Abstract Background: We have performed a head to head comparison of all-oral triplet combination of ixazomib, lenalidomide and dexamethasone (IRD) versus lenalidomide and dexamethasone (RD) in patients with relapsed and refractory multiple myeloma (RRMM) in the routine clinical practice. Methods: A total of 344 patients treated with IRD (N=127) or RD (N=217) were selected for analysis from the Czech Registry of Monoclonal Gammopathies (RMG). Descriptive statistics were used to assess patient’s characteristics associated with the respective therapy. The primary endpoint was progression free survival (PFS), secondary end points included response rates and overall survival (OS). Survival endpoints were plotted using Kaplan-Meier methodology at 95% Greenwood confidence interval. Univariable and multivariable Cox proportional hazards models were used to evaluate the effect of treatment regimens and the significance of uneven variables.
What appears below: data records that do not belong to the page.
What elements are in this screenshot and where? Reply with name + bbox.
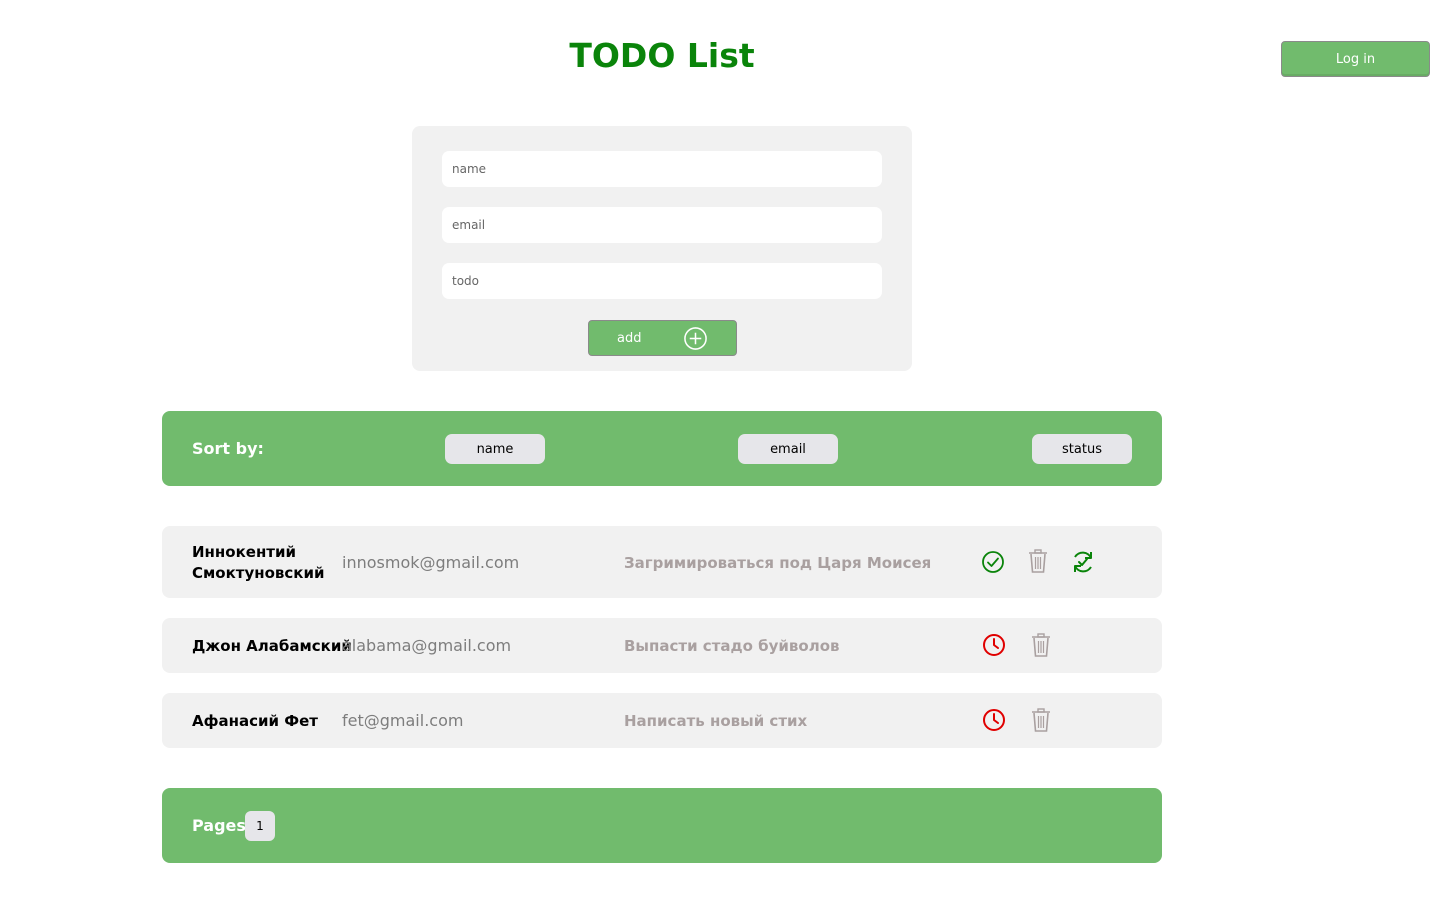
todo-text: Загримироваться под Царя Моисея — [624, 554, 932, 572]
sort-by-status-button[interactable]: status — [1032, 434, 1132, 464]
check-circle-icon[interactable] — [980, 549, 1006, 575]
todo-email: fet@gmail.com — [342, 711, 464, 730]
clock-icon[interactable] — [981, 632, 1007, 658]
todo-text: Написать новый стих — [624, 712, 808, 730]
pagination-bar: Pages: 1 — [162, 788, 1162, 863]
add-button[interactable]: add — [588, 320, 737, 356]
add-todo-form: add — [412, 126, 912, 371]
sort-by-email-button[interactable]: email — [738, 434, 838, 464]
sort-label: Sort by: — [192, 439, 264, 458]
sort-bar: Sort by: name email status — [162, 411, 1162, 486]
todo-text: Выпасти стадо буйволов — [624, 637, 840, 655]
todo-email: innosmok@gmail.com — [342, 553, 520, 572]
pages-label: Pages: — [192, 816, 253, 835]
todo-name: Иннокентий Смоктуновский — [192, 543, 325, 582]
todo-name: Афанасий Фет — [192, 712, 318, 730]
page-title: TODO List — [569, 36, 755, 75]
todo-email: alabama@gmail.com — [342, 636, 512, 655]
trash-icon[interactable] — [1025, 548, 1051, 574]
login-button[interactable]: Log in — [1281, 41, 1430, 77]
email-input[interactable] — [442, 207, 882, 243]
todo-row: Иннокентий Смоктуновский innosmok@gmail.… — [162, 526, 1162, 598]
trash-icon[interactable] — [1028, 707, 1054, 733]
plus-circle-icon — [684, 327, 707, 350]
refresh-check-icon[interactable] — [1070, 549, 1096, 575]
add-button-label: add — [617, 331, 642, 346]
clock-icon[interactable] — [981, 707, 1007, 733]
todo-name: Джон Алабамский — [192, 637, 352, 655]
sort-by-name-button[interactable]: name — [445, 434, 545, 464]
page-button-1[interactable]: 1 — [245, 811, 275, 841]
trash-icon[interactable] — [1028, 632, 1054, 658]
name-input[interactable] — [442, 151, 882, 187]
todo-input[interactable] — [442, 263, 882, 299]
todo-row: Джон Алабамский alabama@gmail.com Выпаст… — [162, 618, 1162, 673]
todo-row: Афанасий Фет fet@gmail.com Написать новы… — [162, 693, 1162, 748]
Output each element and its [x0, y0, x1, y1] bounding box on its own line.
Statistical tests were performed at significance level 0.05.Results: In the whole cohort, median PFS for IRD was 17.5 and for RD was 11.5 months favoring the all-oral triplet, p = 0.005; in patients within relapse 1-3, the median PFS was 23.1 vs 11.6 months, p = 0.001. The hazard ratio for PFS was 0.67 (95% confidence interval [CI] 0.51 – 0.89, p = 0.006). The PFS advantage translated into improved OS for patients treated with IRD, median 36.6 months vs 26.0 months (p = 0.008). The overall response rate (ORR) was 73.0 % in the IRD group vs 66.2 % in the RD group with a complete response rate (CR) of 11.1 % vs 8.8 %, and very good partial response (VGPR) 22.2 % vs 13.9 %, IRD vs RD respectively. The IRD regimen was most beneficial in patients ≤75 years with ISS I, II, and in the first and second relapse. Patients with the presence of extramedullary disease did not benefit from IRD treatment (median PFS 6.5 months). Both regimens were well tolerated, and the incidence of total as well as grade 3/4 toxicities was comparable. Conclusions: Our analysis confirms the results of the TOURMALINE-MM1 study and shows benefit of all-oral triplet IRD treatment versus RD doublet. It demonstrates that the addition of ixazomib to RD improves key survival endpoints in patients with RRMM in a routine clinical setting.